Znajdź zawartość
Wyświetlanie wyników dla tagów 'pianino' .
-
Czy wrócić do grania na klawiszach po 20 latach przerwy?
samotny_wilk opublikował(a) temat w Tworzenie - muzyka i plastyka
Kiedy byłem w szkole podstawowej, przez jakieś 4 lata z drobnymi przerwami uczyłem się gry na keyboardzie/pianinie. Znałem nuty, umiałem je czytać, znałem ich położenie na klawiaturze, umiałem coś tam zagrać, niektóre utwory na dwie ręce.

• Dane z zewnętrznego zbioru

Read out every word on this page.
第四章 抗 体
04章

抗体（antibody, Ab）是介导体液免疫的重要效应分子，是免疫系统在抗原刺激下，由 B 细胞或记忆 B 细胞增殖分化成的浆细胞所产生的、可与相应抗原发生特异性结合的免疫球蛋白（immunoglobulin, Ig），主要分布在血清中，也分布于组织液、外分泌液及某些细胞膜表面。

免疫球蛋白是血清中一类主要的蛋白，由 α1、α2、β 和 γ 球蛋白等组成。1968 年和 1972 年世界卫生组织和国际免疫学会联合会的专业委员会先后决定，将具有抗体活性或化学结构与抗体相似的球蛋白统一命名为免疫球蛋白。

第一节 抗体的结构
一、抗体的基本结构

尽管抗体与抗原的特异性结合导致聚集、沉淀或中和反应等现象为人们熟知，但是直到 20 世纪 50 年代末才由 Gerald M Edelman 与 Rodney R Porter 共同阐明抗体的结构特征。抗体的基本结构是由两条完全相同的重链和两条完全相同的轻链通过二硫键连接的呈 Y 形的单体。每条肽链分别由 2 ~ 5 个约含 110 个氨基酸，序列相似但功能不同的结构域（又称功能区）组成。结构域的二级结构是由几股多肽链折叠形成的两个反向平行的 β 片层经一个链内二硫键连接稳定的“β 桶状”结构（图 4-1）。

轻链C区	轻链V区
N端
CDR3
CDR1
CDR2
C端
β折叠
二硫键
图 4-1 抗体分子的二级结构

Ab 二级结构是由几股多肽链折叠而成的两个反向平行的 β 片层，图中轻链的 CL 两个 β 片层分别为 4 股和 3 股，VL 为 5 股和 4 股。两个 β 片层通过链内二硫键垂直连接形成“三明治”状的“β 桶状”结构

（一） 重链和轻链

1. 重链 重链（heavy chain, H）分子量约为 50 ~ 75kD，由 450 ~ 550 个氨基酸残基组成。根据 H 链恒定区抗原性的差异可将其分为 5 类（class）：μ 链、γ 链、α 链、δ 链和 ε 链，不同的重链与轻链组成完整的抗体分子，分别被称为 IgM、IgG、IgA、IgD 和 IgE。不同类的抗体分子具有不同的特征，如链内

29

Oczywiście nie było to granie ze stylami, rytmami, etc. (jednymi słowy z maksymalną możliwością sprzętu) ale to zawsze było coś. Grałem głównie muzykę klasyczną. Wiadomo jako młodzik nie zdawałem sobie sprawy, że do tego aby być w czymś dobrym, to trzeba ćwiczyć, pracować i się rozwijać. Nie nauczyłem się w tamtym okresie grania ze słuchu. Na koniec szkoły podstawowej porzuciłem granie na instrumencie na rzecz gry... na komputerze w gry komputerowe. W dużym zaokrągleniu na klawiszach nie grałem prawie 20 lat. Od kilku miesięcy zastanawiam się coraz poważniej czy jak skończę kilka projektów i będę miał trochę więcej wolnego czasu nie sprawić sobie jakiegoś nowego keyboardu i już dla własnej przyjemności nie zacząć się uczyć na nim gry, przypomnieć sobie nuty, układu rąk na klawiaturze i sobie po prostu ćwiczyć w wolnych chwilach. Zastanawiam się czy w moim wieku możliwe będzie jeszcze nauczenie się gry ze słuchu (bo podejrzewam, że gra z nut siedzi gdzieś uśpiona z tyłu głowy i da się ją w miarę szybko przypomnieć i wydobyć na wierzch). Wirtuozem nie zamierzam zostać, po prostu chciałbym sobie pograć dla swojej własnej frajdy (a po ewentualnym sukcesie mojej nauki) może zaskoczyć znajomych grając kilka utworów podczas jakiejś domówki. No dobra poniosło mnie z tymi popisami przed znajomymi ? Tylko jest jeden problem natury praktycznej - sprzęt, który by mnie zadowolił to koszt około 2,5 tys. złotych - nie jest problemem dla mnie sprawić sobie takie cudo, tylko co jak po jakimś czasie mi się odwidzi i kasa pójdzie na marne? Nie opłaca mi się kupować sprzętu używanego bo jest niewiele tańszy od nowego a jego stan jest nieznany. Proszę koledzy o wasze subiektywne opinie, co wy byście zrobili czy poszli za głosem serca i sprawili sobie zabawkę i zabrali się za powrót do porzuconych umiejętności czy olali sprawę i nie fundowali sobie takiej przyjemności?